The red shiner or red-horse minnow (Cyprinella lutrensis) is a North American species of freshwater fish in the family Cyprinidae. They are deep-bodied and laterally compressed, and can grow to about three inches in length. For most of the year, both males and females have silver sides and whitish abdomens. Males in breeding coloration, though, have iridescent pink-purple-blue sides and a red crown and fins (except the dorsal fin which remains dark).
Red shiners can live up to three years. They are omnivorous; they eat both aquatic and terrestrial invertebrates, as well as algae. Red shiners have also been known to eat the eggs and larvae of native fish found in locations where they have been introduced.
The spawning season for red shiners is generally from mid-April through September. In addition to spawning in crevices like other members of the genus Cyprinella, red shiners also broadcast their eggs and attach them to rocks and vegetation. Females can release up to 16 batches per day with up to 71 eggs per batch. The average clutch size, however, is 585 eggs and they may have five to 19 clutches in one reproductive season. Red shiners are capable of generating viable hybrid offspring with closely related species, such as the blue shiner and the blacktail shiner.
Red shiners are found naturally in a variety of aquatic habitats, including backwaters, creek mouths, streams containing sand and silt substrates, riffles, and pools. They are tolerant of areas of frequent high turbidity and siltation, but they tend to avoid waters with high acidity. Red shiner are habitat generalists in that they are adapted to favor a wide range of environmental conditions that are not ideal to most other fish species. These include habitats degraded by human disturbance, and those with poor water quality (such as polluted waterways), natural physiochemical extremes, and seasonally intermittent flows.
The red shiner is naturally found in the Mississippi River basin from southern Wisconsin and eastern Indiana to South Dakota and Wyoming and south to Louisiana. It is also found as an introduced species in Arizona, Alabama, California, Colorado, Illinois, Georgia, Nebraska, North Carolina, South Carolina, Wyoming, Massachusetts, Utah, Virginia, Nevada, and New Mexico. Although the species is overall widespread and common, the subspecies from Maravillas Creek in Texas (Cyprinella lutrensis blairi) became extinct in the late 1950s due to competition from the invasive plains killifish.

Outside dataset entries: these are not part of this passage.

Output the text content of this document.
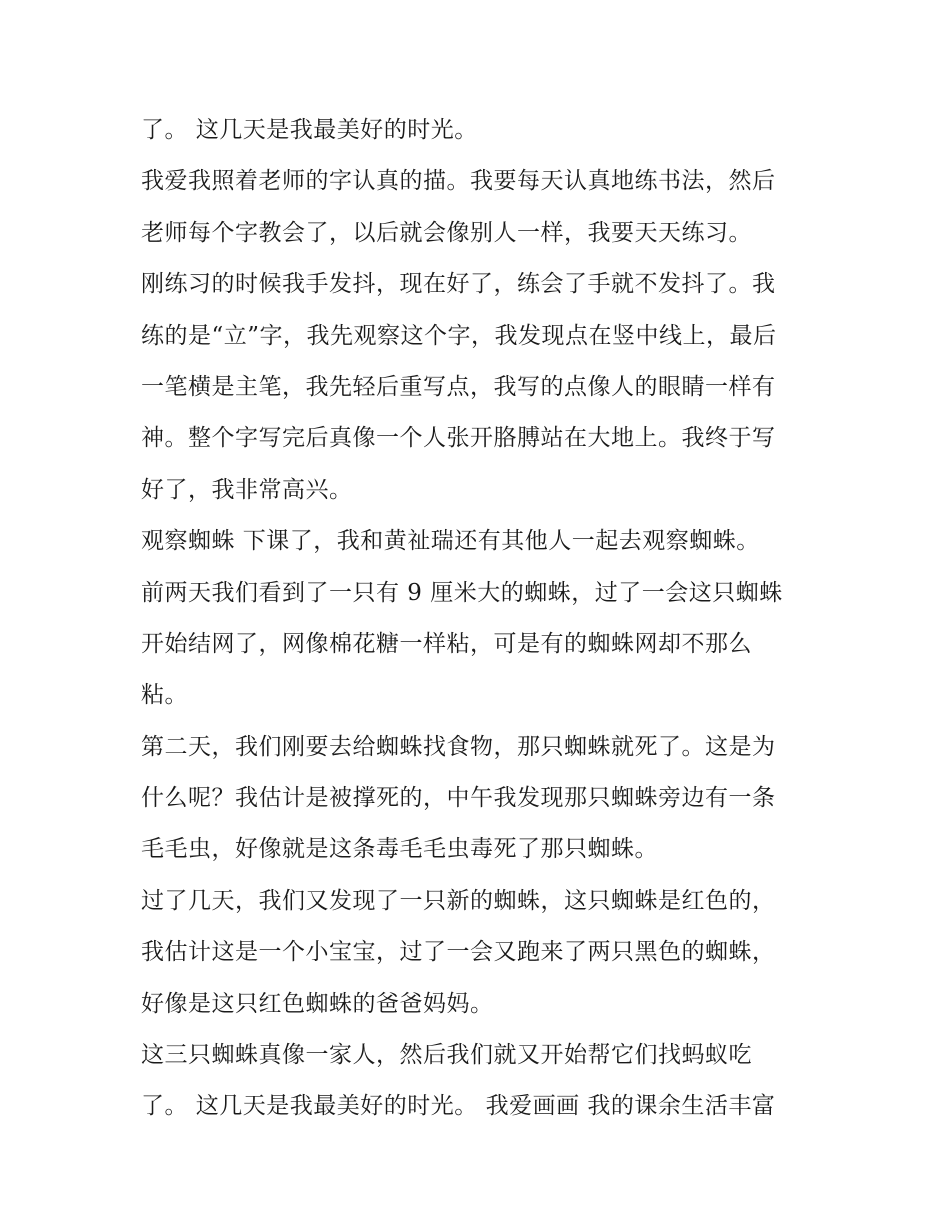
了。 这几天是我最美好的时光。
我爱我照着老师的字认真的描。我要每天认真地练书法，然后
老师每个字教会了，以后就会像别人一样，我要天天练习。
刚练习的时候我手发抖，现在好了，练会了手就不发抖了。我
练的是“立”字，我先观察这个字，我发现点在竖中线上，最后
一笔横是主笔，我先轻后重写点，我写的点像人的眼睛一样有
神。整个字写完后真像一个人张开胳膊站在大地上。我终于写
好了，我非常高兴。
观察蜘蛛 下课了，我和黄祉瑞还有其他人一起去观察蜘蛛。
前两天我们看到了一只有 9 厘米大的蜘蛛，过了一会这只蜘蛛
开始结网了，网像棉花糖一样粘，可是有的蜘蛛网却不那么
粘。
第二天，我们刚要去给蜘蛛找食物，那只蜘蛛就死了。这是为
什么呢？我估计是被撑死的，中午我发现那只蜘蛛旁边有一条
毛毛虫，好像就是这条毒毛毛虫毒死了那只蜘蛛。
过了几天，我们又发现了一只新的蜘蛛，这只蜘蛛是红色的，
我估计这是一个小宝宝，过了一会又跑来了两只黑色的蜘蛛，
好像是这只红色蜘蛛的爸爸妈妈。
这三只蜘蛛真像一家人，然后我们就又开始帮它们找蚂蚁吃
了。 这几天是我最美好的时光。 我爱画画 我的课余生活丰富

The red shiner is a common bait fish, and the emptying of bait buckets containing them is believed to be the main cause of introduction of this species into new areas. It is also commonly used as an aquarium fish. It has become a species of special concern in the United States, as it has been implicated in the decline of native fish populations in the areas where it has been introduced. As previously mentioned, red shiners have been known to eat the eggs of native fish and in doing so hinder the growth of those populations. They are also adapted to thrive in a variety of environments, and as generalists, may be better able to persist in disturbed habitats than native species of those areas. Red shiners are capable of hybridizing with the blacktail shiner (Cyprinella venusta stigmatura), a native species found in the Coosa River, which serves to dilute the gene pool of this species.